Man hat in diesem Emanzipationsstreben aber auch immer mehr gesehen: Das universale Drama eines Menschen, der sich nach Freiheit und Glück sehnt, und der es wagt, dafür das Gesellschaftskorsett zu sprengen. All solche Facetten und Widersprüche fehlen ganz überwiegend in in Joe Wrights rasanter, ungewöhnlicher, aber nicht restlos überzeugender Neuverfilmung, die - ganz im Unterschied zur Dickens-Neuverfilmung "Große Erwartungen", die nächste Woche in die Kinos kommt - nie abgründig, sondern recht brav und bieder und schlicht und wenig aktuell erscheint.

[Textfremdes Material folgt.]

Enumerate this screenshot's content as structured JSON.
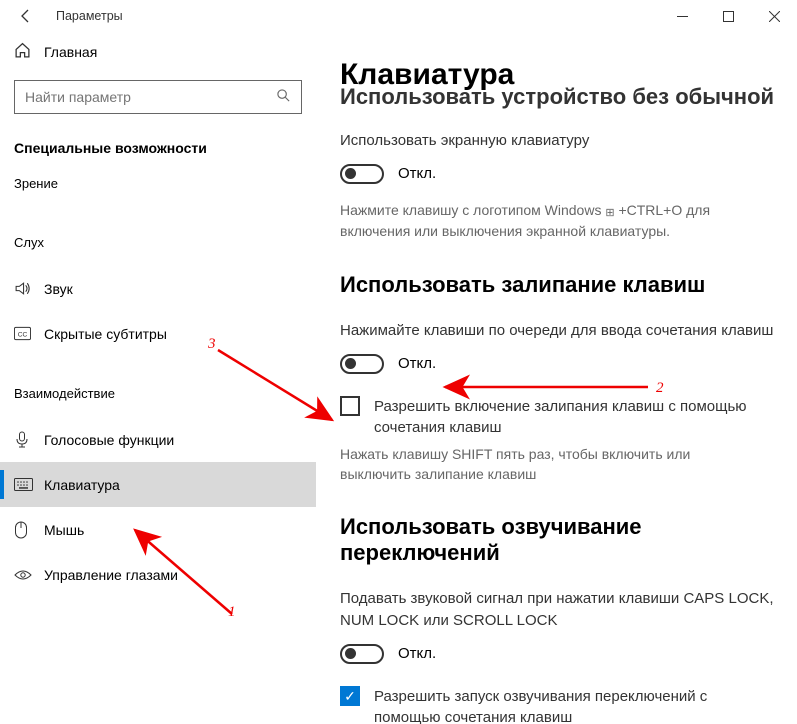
{
  "window": {
    "title": "Параметры"
  },
  "sidebar": {
    "home": "Главная",
    "search_placeholder": "Найти параметр",
    "section": "Специальные возможности",
    "group_vision": "Зрение",
    "group_hearing": "Слух",
    "items_hearing": [
      {
        "icon": "sound-icon",
        "label": "Звук"
      },
      {
        "icon": "cc-icon",
        "label": "Скрытые субтитры"
      }
    ],
    "group_interaction": "Взаимодействие",
    "items_interaction": [
      {
        "icon": "mic-icon",
        "label": "Голосовые функции"
      },
      {
        "icon": "keyboard-icon",
        "label": "Клавиатура"
      },
      {
        "icon": "mouse-icon",
        "label": "Мышь"
      },
      {
        "icon": "eye-icon",
        "label": "Управление глазами"
      }
    ]
  },
  "page": {
    "title": "Клавиатура",
    "clipped_h": "Использовать устройство без обычной клавиатуры",
    "osk_desc": "Использовать экранную клавиатуру",
    "off": "Откл.",
    "osk_hint_pre": "Нажмите клавишу с логотипом Windows ",
    "osk_hint_post": " +CTRL+O для включения или выключения экранной клавиатуры.",
    "sticky_h": "Использовать залипание клавиш",
    "sticky_desc": "Нажимайте клавиши по очереди для ввода сочетания клавиш",
    "sticky_cb": "Разрешить включение залипания клавиш с помощью сочетания клавиш",
    "sticky_cb_hint": "Нажать клавишу SHIFT пять раз, чтобы включить или выключить залипание клавиш",
    "toggle_h": "Использовать озвучивание переключений",
    "toggle_desc": "Подавать звуковой сигнал при нажатии клавиши CAPS LOCK, NUM LOCK или SCROLL LOCK",
    "toggle_cb": "Разрешить запуск озвучивания переключений с помощью сочетания клавиш"
  },
  "annotations": {
    "a1": "1",
    "a2": "2",
    "a3": "3"
  }
}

Die romantische Liebe als Illusion

Knightleys Karenina selbst wirkt in diesem Tableau wie ein großes unerzogenes Mädchen, unreif, gar nicht die lebenserfahrene Frau, die weiß, worauf sie sich einlässt, wie sie Sophie Marceau spielte, auch Greta Garbos gescheiterte und verrannte auch nicht die aus Verzweiflung hysterische der Vivien Leigh, die sich an Vronski klammert wie eine Ertrinkende an ein Stück Treibholz. Wenn aber Anna Karenina nicht mehr ist als ein etwas zu oberflächliches, kindisches Girl, wenn sie den Zuschauer weder zur Identifikation einlädt noch verführt, sie zu begehren und zu lieben - was bleibt dann von diesem Stoff?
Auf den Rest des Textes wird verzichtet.